As one of the few women training in Jiu-Jitsu in the area, Carter said it’s empowering to know you have the skills necessary to protect and defend yourself in an assault or attack. In fact, there have been a few occasions where she’s had to use her training. “I’m just thankful that as the situations occurred, I was able to control myself, control my mannerisms and take care of the situation before it got any worse,” she said. “If somebody grabbed you and pushed you up against the wall, most people are going to freak out. Well, we practice that and I’ve learned how to deal with that mentally and physically.”
A key to training Jiu-Jitsu for self-defense is repetition. With many one-time self-defense classes, attendees don’t practice the techniques often enough to become good at it. “I believe it’s also a perishable skill so I tell everyone you should at least come two days a week,” Braswell said. “You should spend at least two to three hours a week making yourself better at this.”

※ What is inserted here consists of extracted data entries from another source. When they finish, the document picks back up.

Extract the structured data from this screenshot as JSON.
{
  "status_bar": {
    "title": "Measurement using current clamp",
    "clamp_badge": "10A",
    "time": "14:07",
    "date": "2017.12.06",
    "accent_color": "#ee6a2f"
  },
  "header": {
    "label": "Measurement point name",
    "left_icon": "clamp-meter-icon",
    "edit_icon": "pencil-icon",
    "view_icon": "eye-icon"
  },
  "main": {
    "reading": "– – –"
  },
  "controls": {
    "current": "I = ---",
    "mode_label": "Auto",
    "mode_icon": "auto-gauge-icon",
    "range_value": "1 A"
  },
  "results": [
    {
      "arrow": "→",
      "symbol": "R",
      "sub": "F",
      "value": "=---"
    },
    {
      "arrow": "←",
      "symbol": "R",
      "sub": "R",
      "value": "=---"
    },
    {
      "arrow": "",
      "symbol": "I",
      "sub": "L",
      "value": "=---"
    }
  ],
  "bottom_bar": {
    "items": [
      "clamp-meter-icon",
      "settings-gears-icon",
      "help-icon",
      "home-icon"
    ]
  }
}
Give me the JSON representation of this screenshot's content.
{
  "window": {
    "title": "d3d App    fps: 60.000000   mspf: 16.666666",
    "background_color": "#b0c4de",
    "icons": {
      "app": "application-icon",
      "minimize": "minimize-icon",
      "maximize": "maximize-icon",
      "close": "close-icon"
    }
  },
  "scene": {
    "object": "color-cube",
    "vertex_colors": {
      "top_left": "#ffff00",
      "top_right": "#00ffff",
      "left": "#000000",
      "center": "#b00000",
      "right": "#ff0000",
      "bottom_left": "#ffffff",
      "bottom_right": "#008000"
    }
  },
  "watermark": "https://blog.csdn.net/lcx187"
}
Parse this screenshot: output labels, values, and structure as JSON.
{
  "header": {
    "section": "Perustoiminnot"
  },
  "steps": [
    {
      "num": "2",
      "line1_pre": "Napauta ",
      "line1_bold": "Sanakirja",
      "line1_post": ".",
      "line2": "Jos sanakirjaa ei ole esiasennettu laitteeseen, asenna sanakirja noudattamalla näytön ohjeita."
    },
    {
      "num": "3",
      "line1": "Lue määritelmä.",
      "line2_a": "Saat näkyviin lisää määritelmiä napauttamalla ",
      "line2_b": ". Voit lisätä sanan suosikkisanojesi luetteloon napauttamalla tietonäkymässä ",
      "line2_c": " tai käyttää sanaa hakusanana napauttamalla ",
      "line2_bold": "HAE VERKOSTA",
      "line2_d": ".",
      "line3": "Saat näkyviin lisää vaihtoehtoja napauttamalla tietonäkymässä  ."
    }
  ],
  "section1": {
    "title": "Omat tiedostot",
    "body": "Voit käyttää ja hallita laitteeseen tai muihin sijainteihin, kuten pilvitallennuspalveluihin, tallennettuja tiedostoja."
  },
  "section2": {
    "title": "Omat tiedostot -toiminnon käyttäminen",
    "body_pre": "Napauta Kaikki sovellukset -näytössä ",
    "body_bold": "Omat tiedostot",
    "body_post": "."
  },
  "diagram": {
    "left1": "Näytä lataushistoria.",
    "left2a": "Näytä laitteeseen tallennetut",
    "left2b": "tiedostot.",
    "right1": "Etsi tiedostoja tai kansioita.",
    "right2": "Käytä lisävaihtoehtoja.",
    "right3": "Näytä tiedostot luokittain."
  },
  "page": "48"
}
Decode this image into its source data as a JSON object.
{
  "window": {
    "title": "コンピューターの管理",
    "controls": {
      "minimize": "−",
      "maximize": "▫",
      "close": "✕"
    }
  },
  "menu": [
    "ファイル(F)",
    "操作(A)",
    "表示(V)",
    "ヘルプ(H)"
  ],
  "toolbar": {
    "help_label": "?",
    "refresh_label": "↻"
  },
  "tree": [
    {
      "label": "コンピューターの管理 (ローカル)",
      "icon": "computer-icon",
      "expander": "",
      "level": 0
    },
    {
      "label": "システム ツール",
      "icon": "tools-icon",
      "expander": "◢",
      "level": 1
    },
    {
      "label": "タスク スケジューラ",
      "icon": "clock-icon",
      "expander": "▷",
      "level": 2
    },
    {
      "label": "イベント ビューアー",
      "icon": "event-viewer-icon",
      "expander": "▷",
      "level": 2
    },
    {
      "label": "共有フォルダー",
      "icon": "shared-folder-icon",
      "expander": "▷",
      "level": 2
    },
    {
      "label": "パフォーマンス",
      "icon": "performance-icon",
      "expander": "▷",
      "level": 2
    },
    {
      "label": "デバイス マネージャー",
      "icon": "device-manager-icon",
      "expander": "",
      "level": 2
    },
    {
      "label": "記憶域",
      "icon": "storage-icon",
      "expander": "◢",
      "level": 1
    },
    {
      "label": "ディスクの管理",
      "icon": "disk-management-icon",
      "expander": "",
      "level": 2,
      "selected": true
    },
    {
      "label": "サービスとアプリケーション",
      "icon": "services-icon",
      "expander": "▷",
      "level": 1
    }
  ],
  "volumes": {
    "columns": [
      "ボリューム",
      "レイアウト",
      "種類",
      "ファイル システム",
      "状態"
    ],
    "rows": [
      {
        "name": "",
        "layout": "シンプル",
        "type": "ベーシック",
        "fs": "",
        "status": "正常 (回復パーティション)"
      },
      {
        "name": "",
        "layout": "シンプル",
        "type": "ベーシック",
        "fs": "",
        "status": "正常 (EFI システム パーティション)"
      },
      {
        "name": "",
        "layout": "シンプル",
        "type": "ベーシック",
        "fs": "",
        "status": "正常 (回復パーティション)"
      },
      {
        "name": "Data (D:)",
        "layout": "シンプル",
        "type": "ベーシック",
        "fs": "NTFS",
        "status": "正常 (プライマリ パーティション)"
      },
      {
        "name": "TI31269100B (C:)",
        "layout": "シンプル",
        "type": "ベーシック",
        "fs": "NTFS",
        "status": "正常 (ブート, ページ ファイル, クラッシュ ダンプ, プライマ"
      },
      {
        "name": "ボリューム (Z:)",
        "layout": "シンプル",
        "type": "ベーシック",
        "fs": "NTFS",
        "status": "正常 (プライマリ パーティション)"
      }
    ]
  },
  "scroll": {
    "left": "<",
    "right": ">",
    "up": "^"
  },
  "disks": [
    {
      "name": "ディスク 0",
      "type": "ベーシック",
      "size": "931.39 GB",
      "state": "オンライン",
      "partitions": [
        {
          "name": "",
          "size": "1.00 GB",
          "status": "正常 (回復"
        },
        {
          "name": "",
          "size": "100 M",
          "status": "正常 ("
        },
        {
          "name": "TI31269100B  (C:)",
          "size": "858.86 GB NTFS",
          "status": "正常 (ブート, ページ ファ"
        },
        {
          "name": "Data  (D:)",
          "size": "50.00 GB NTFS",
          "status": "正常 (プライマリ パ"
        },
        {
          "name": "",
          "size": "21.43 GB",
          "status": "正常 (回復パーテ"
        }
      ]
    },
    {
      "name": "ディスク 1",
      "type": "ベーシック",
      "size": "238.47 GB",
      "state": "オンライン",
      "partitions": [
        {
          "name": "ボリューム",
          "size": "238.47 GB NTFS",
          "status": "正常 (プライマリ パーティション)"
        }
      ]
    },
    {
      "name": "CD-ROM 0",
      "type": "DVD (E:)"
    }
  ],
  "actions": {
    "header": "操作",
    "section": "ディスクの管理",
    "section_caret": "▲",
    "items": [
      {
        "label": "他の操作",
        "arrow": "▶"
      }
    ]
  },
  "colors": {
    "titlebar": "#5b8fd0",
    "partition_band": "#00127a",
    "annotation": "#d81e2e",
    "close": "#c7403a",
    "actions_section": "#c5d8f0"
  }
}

Whether students are training for self-defense, weight loss and fitness or relief from stress, the common thread in the Jiu-Jitsu community is teamwork and unity. “There’s nobody that can’t do it. We’ll work around any injury you have,” Braswell said. “Everyone deserves to do martial arts.”
It’s that welcoming approach that has Maria Sanders returning for more of the Fight Fit program, as well as cardio kickboxing. She started in February and lost five pounds in her first week. Sanders said the reasons she joined the school is to lose weight before her 50th birthday in July and to get in shape for her son’s wedding.
“They let you work at your own your pace until you’re able to keep up with them. At other places, you get a little intimidated at the gym with all these fit people. Here they don’t make you feel bad at all. And if you have an injury, they let you do what you can,” she said. “When you’re ready, when you’re body says you can do a little more, then they push you a little harder. That’s what I like about this place. It’s only been a week and I feel like I’ve been here a long time. Everybody is so cool. It’s not intimidating at all.”
Why Should You Train Jiu-Jitsu ?
- One in six people will be the victim of a violent attack.
- One in four women will be the victim of a sexual attack in their lifetime.
- 95% of all violent attacks and street fights end up on the ground.
- 10% of victims of violent attacks do not survive the encounter.